Hoy especialmente, hagamos la oración del «Padrenuestro» renovándonos en nuestro sentir hacia el Padre, tratando de decir con toda verdad y compromiso cada una de sus peticiones.

Miércoles de la XI Semana Ordinaria

2 Re 2, 1. 6-14

Hemos escuchado la maravillosa desaparición de Elías, como se ha dicho, el que era todo fuego no podía irse sino en un carro de fuego.  Dios esperaba su regreso como heraldo del Mesías: la gente le preguntaba a Juan el Bautista: «¿Eres tú Elías?», el ángel le dijo a Zacarías al anunciarle el nacimiento futuro de Juan: «Estarán con él, el espíritu y el poder de Elías», y el mismo Jesús dijo también de Juan: «Él es Elías, el que iba a venir».

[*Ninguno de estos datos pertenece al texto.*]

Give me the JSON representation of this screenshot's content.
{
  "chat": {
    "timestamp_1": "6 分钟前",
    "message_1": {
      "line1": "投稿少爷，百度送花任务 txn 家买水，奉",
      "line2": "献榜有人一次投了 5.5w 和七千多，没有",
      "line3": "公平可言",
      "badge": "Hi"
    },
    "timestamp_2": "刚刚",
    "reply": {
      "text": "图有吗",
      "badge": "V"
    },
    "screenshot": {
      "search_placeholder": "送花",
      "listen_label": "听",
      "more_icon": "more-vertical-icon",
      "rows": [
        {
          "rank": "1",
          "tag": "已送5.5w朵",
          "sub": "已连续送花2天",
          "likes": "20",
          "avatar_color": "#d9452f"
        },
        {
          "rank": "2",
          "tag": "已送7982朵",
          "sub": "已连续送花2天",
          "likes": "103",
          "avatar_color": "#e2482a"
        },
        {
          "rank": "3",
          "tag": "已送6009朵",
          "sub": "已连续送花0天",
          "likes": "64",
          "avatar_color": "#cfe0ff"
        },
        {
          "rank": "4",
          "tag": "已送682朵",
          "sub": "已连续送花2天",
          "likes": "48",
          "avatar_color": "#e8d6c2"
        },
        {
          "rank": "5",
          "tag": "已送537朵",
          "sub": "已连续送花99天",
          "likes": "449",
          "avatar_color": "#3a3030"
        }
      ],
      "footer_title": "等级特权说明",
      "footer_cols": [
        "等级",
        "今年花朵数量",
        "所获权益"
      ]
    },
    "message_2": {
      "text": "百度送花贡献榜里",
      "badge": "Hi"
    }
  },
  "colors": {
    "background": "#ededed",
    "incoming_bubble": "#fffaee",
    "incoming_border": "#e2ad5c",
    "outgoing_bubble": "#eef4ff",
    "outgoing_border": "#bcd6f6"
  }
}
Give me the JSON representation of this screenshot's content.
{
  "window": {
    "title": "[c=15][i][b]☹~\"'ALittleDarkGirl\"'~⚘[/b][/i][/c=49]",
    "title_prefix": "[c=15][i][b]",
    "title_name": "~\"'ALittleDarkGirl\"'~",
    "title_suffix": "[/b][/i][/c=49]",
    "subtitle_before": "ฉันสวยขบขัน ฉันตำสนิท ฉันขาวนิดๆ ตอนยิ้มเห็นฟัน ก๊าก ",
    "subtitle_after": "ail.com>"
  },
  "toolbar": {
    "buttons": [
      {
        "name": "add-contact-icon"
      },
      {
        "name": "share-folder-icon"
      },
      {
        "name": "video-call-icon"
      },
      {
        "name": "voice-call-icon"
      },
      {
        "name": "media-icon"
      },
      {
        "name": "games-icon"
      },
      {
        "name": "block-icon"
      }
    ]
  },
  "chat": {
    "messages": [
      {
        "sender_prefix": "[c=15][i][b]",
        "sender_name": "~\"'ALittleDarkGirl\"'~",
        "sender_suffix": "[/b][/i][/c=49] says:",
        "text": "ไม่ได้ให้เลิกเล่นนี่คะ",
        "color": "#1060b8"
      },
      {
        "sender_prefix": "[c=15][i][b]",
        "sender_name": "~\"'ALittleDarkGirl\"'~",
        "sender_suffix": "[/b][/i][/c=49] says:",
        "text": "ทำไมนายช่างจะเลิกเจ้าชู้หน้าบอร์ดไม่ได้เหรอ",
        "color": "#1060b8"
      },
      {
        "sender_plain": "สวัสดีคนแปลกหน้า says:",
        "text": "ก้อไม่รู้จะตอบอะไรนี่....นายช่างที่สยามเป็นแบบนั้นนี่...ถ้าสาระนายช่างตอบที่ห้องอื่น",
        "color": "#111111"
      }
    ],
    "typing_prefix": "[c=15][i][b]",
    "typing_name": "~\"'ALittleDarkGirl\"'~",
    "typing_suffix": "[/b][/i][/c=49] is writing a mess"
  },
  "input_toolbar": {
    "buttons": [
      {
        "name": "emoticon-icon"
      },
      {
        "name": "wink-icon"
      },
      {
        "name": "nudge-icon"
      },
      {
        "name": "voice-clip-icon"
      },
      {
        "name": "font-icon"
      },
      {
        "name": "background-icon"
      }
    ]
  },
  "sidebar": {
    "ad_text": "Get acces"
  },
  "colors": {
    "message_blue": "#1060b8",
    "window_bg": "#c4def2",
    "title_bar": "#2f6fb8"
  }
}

Oímos cómo el discípulo Eliseo pide a su maestro «que sea el heredero principal de tu espíritu».

Todo el Antiguo Testamento es una preparación ante la culminación de la nueva y definitiva alianza.

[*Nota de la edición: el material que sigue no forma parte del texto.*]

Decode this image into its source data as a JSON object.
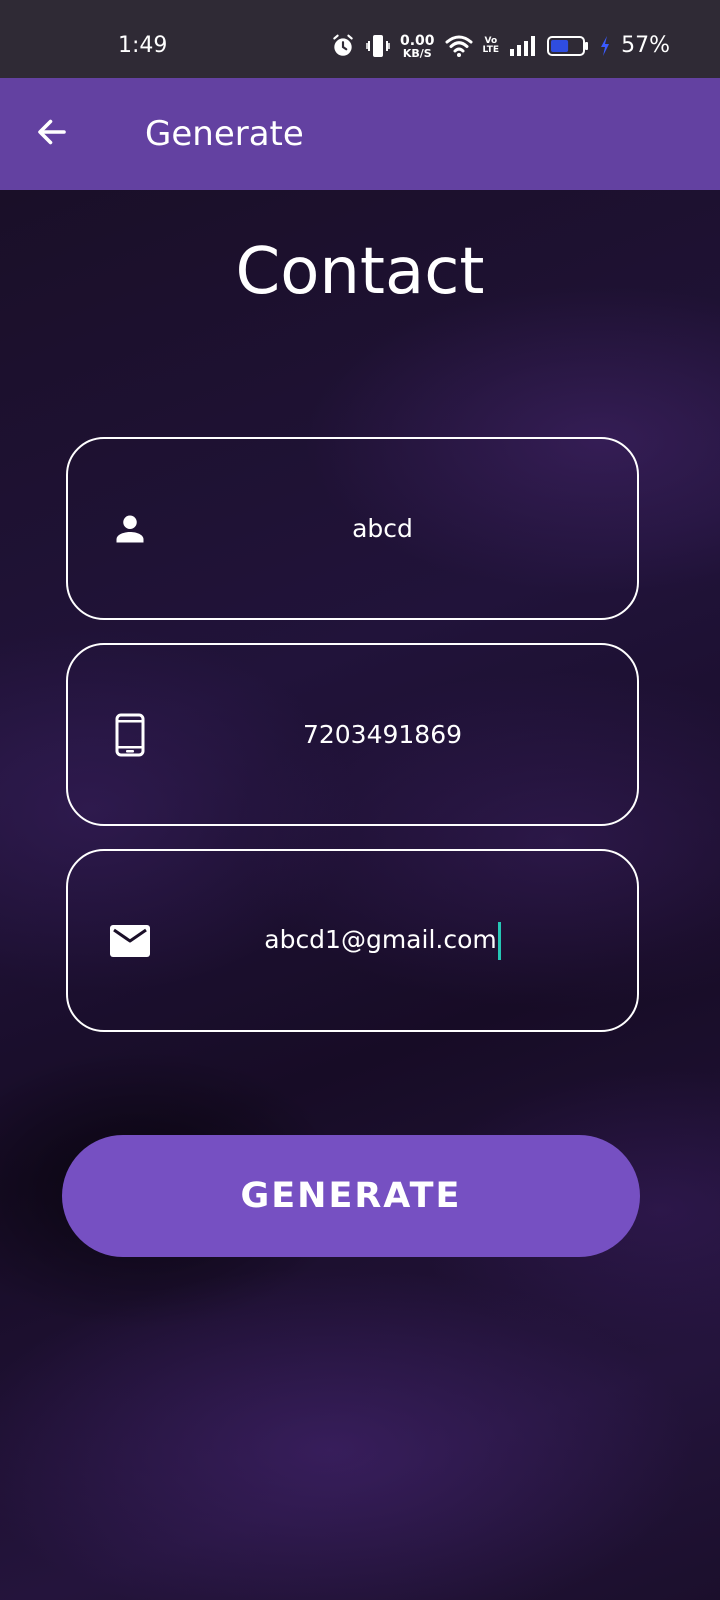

No olvidemos que todo cristiano debe ser un profeta, el que ha recibido la luz de Dios en la fe y en el amor debe proyectarla, cada quien según su propia vocación.

Mt 6, 1-6. 16-18

Lo que le da el sentido moral a lo que hacemos, lo que marca nuestras obras con el sello de la maldad o de la bondad, es la finalidad con que las hacemos.

Cristo nos previene contra el peligro de utilizar mal lo que hacemos, impidiendo que alcance su finalidad última.

Jesús insiste en la autenticidad de tres tipos de buenas obras: la limosna, la oración y el ayuno.  La autenticidad es el medio indispensable para que las obras sean buenas en verdad.

La finalidad de toda obra, es el culto al Padre, la ofrenda amorosa, la respuesta a su amor: la vanidad, el orgullo, la búsqueda del elogio, de sobresalir, pueden, sustituir a esta finalidad última.

«Que no sepa tu mano izquierda lo que hace la derecha».  «Entra en tu cuarto, cierra la puerta», «perfúmate la cabeza y lávate la cara», son las expresivas imágenes que escuchamos y que nos hablan de discreción, de sencillez, de humildad.

A la luz de la Palabra que hemos escuchado, hagamos hoy nuestra celebración y llevemos su fuerza vivificante a todos los ámbitos de nuestro existir.